First we write a function to find all the links on a given set of pages for a domain.
(defn get-all-links-on-pages [domain pages]
(->> (filter #(clojure.string/includes? % domain) pages)
(mapcat (fn [page]
(->> (try (slurp page) (catch Exception e ""))
(re-seq #"href=[\"'](.*?)[\"']")
(map second))))))
(filter #(clojure.string/includes? % domain) pages)
prevents us slurping pages outside our domain (so that we don't end up crawling the whole internet). Because this function is only for gathering all the links on a page we don't care if a slurp
fails so we guard against this with a try ... catch
.
Next we write a recursive function to visit all links on a domain and continue following links within that domain until all have been seen
.
(defn get-all-links-on-domain
([domain] (get-all-links-on-domain domain #{} [domain]))
([domain seen links]
(if (seq links)
(let [seen (into seen links)]
(->> (get-all-links-on-pages domain links)
(remove seen)
distinct
(recur domain seen)))
seen)))
If we call this function we get a set of all the links on this domain (note this won't find orphaned pages).
(get-all-links-on-domain "https://andersmurphy.com")
=>
#{"https://github.com/andersmurphy/clj-cookbook/tree/master/generating-files/html-and-xml-example"
"https://andersmurphy.com/2020/08/20/emacs-setting-up-apheleia-to-use-zprint.html"
"http://gallium.inria.fr/~huet/PUBLIC/zip.pdf"
"https://en.wikipedia.org/wiki/Open%E2%80%93closed_principle"
"https://brew.sh/"
...}
This function takes just under 2 seconds to find all 149 links on this website.
(time (count (get-all-links-on-domain "https://andersmurphy.com")))
=>
"Elapsed time: 1753.119164 msecs"
149
Not particularly slow, but we can make it faster by using pmap
.
(defn get-all-links-on-pages [domain pages]
(->> (filter #(clojure.string/includes? % domain) pages)
(pmap (fn [page]
(->> (try (slurp page) (catch Exception e ""))
(re-seq #"href=[\"'](.*?)[\"']")
(map second))))
flatten))
This is a simple way of processing each link in parallel.
(time (count (get-all-links-on-domain "https://andersmurphy.com")))
=>
"Elapsed time: 873.775003 msecs"
149
To check the links we write a function that connects to the url and checks the response code (that way we don't do any additional processing of the data).
(defn check-link [link]
(when-not (= (try (-> (clojure.java.io/as-url link)
.openConnection
.getResponseCode)
(catch Exception e 404))
200)
link))
Weaving all this together we get a primitive program for checking links on a domain.
(->> (map check-link (get-all-links-on-domain "https://andersmurphy.com"))
(remove nil?))
=>
("https://andersmurphy.com/2017/12/28/desert-island-code-reduce-map-and-filter/"

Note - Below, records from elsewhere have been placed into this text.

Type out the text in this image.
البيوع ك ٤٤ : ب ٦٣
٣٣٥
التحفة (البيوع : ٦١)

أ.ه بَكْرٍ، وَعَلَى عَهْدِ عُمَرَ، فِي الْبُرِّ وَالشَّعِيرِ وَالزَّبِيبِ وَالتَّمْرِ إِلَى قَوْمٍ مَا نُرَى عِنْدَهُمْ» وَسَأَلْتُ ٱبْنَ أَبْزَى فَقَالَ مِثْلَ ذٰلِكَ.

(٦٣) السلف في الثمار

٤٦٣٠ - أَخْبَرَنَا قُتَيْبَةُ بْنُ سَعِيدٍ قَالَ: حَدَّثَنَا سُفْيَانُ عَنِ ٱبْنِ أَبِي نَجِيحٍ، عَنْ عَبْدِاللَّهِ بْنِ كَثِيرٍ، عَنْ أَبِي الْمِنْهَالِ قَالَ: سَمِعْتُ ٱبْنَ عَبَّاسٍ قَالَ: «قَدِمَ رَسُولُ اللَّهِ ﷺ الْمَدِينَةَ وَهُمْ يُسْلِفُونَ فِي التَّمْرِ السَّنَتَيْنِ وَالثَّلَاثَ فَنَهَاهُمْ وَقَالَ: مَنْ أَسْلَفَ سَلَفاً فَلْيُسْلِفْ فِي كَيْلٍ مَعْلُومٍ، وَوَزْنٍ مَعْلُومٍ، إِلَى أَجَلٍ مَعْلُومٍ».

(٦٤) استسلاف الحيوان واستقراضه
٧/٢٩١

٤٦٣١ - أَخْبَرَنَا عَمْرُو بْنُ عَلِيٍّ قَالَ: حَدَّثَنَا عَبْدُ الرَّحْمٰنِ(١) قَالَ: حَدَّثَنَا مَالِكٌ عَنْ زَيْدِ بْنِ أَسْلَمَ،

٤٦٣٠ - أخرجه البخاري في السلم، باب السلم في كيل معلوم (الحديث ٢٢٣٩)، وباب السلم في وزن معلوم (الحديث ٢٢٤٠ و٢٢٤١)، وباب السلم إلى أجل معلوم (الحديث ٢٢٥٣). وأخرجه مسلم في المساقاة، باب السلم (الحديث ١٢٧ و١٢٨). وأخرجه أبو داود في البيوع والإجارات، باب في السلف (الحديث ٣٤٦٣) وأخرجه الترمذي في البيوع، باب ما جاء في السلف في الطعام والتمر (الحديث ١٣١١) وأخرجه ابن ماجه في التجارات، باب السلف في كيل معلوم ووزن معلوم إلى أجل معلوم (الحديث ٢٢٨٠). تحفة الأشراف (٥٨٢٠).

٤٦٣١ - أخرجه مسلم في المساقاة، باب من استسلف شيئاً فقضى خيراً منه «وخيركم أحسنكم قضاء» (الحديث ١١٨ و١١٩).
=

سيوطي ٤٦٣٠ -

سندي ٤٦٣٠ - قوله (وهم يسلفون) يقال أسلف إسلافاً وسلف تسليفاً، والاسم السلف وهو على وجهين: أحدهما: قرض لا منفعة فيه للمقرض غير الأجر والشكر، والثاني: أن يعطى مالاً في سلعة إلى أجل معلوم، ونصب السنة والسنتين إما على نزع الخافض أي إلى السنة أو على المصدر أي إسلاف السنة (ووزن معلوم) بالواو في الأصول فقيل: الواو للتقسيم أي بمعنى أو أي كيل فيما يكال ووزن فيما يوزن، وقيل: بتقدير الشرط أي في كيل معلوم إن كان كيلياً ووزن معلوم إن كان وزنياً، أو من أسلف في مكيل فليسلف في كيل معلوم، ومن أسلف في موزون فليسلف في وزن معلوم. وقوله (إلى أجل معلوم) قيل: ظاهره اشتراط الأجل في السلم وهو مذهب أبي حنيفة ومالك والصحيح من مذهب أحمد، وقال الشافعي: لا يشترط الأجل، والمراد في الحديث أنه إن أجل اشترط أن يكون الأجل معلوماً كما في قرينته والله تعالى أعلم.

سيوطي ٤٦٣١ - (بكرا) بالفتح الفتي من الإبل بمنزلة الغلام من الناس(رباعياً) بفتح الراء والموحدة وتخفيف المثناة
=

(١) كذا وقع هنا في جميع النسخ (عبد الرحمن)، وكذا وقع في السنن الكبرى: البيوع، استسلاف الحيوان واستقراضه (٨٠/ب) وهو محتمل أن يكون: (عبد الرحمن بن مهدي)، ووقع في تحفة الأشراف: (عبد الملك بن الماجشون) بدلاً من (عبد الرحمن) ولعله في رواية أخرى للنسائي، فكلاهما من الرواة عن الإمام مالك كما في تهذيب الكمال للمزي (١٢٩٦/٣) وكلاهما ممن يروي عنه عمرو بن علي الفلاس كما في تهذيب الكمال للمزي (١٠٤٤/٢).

"https://github.com/andersmurphy/chain/commit/1afec87e14f609bd5c7deb6aff8c5a00774be92b"
"https://github.com/clojure/math.combinatoricsh/"
"http://proguard.sourceforge.net/"
"https://en.wikipedia.org/wiki/Recursion_(computer_science"
"https://github.com/andersmurphy/chain/commit/9d2241a2a6d2571696a1d3ad5ba37e521d8641f5"
"https://uk.linkedin.com/in/anders-murphy-76457b3a"
"https://proguard.sourceforge.net/"
"https://github.com/andersmurphy/chain/commit/4462327da5849f6ac7c4a41e290d84dc6f016b21"
"https://github.com/andersmurphy/chain/commit/531597724d68cf27d6e9fdd2e88f54fe4082c841")
Turns out there were broken links on this website!
This program is pretty slow and takes 40s to run. This is partly due to some of the external links having long load times.
(time
(->> (map check-link (get-all-links-on-domain "https://andersmurphy.com"))
(remove nil?)
doall))
=>
"Elapsed time: 39476.81269 msecs"
...
Again using pmap
we can get some quick performance gains. Reducing our run time to 10s.
(time
(->> (pmap
check-link
(get-all-links-on-domain "https://andersmurphy.com"))
(remove nil?)
doall))
=>
"Elapsed time: 10484.143708 msecs"
...
There are plenty of ways to improve the performance of this program. For example currently it performs two passes: gathering all the links and then checking them. There are also functional improvements like handling relative links etc. But they will be left as an exercise for the reader.
In this post we've seen how to use slurp
, re-seq
, pmap
and recursion to write a basic link checker.